Sobre a suposta investigação da Abin, reproduzo a seguir a nota publicada na manhã deste sábado:
“É inadmissível a prática de
gravíssimo crime contra o Supremo Tribunal Federal, contra a Democracia e
contra as liberdades, se confirmada informação de devassa ilegal da vida de um
de seus integrantes. Própria de ditaduras, como é esta prática, contrária à
vida livre de toda pessoa, mais gravosa é ela se voltada contra a responsável
atuação de um juiz, sendo absolutamente inaceitável numa República Democrática,
pelo que tem de ser civicamente repelida, penalmente apurada e os responsáveis
exemplarmente processados e condenados na forma da legislação vigente. O
Supremo Tribunal Federal repudia, com veemência, espreita espúria,
inconstitucional e imoral contra qualquer cidadão e, mais ainda, contra um de
seus integrantes, mais ainda se voltada para constranger a Justiça. Se
comprovada a sua ocorrência, em qualquer tempo, as consequências jurídicas,
políticas e institucionais terão a intensidade do gravame cometido, como
determinado pelo direito.

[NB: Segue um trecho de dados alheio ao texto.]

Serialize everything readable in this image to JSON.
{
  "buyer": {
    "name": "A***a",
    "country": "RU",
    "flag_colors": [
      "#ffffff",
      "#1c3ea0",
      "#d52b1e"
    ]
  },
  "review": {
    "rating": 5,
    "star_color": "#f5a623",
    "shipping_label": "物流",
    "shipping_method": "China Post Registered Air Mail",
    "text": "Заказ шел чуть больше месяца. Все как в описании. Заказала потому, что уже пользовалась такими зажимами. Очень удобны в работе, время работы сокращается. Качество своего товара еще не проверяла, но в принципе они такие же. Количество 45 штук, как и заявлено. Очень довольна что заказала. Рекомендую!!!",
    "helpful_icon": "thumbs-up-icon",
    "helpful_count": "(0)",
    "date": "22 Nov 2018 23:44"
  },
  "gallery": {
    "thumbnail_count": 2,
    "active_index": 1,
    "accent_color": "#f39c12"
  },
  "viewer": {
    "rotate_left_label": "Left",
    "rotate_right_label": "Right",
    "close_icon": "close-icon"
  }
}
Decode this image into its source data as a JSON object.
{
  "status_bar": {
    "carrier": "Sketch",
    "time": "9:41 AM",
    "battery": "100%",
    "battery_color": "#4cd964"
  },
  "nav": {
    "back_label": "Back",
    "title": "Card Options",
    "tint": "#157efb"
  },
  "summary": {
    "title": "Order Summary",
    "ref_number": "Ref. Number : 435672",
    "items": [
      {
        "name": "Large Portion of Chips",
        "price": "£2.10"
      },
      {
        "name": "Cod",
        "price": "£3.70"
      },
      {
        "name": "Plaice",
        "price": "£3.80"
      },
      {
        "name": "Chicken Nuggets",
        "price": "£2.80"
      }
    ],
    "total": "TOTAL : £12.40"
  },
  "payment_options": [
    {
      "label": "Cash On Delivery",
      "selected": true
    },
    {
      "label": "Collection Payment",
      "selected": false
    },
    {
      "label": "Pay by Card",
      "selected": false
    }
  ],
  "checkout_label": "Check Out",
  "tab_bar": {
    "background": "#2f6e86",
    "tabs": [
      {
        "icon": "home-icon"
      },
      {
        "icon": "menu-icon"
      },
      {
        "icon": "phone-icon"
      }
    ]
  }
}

A Constituição do Brasil será cumprida e prevalecerá
para que todos os direitos e liberdades sejam assegurados, o cidadão respeitado
e a Justiça efetivada. O Supremo Tribunal Federal tem o inafastável compromisso
de guardar a Constituição Democrática do Brasil e honra esse dever, que será
por ele garantido, como de sua responsabilidade e compromisso, porque é sua
atribuição, o Brasil precisa e o cidadão merece. E, principalmente, porque não
há outra forma de se preservar e assegurar a Democracia”.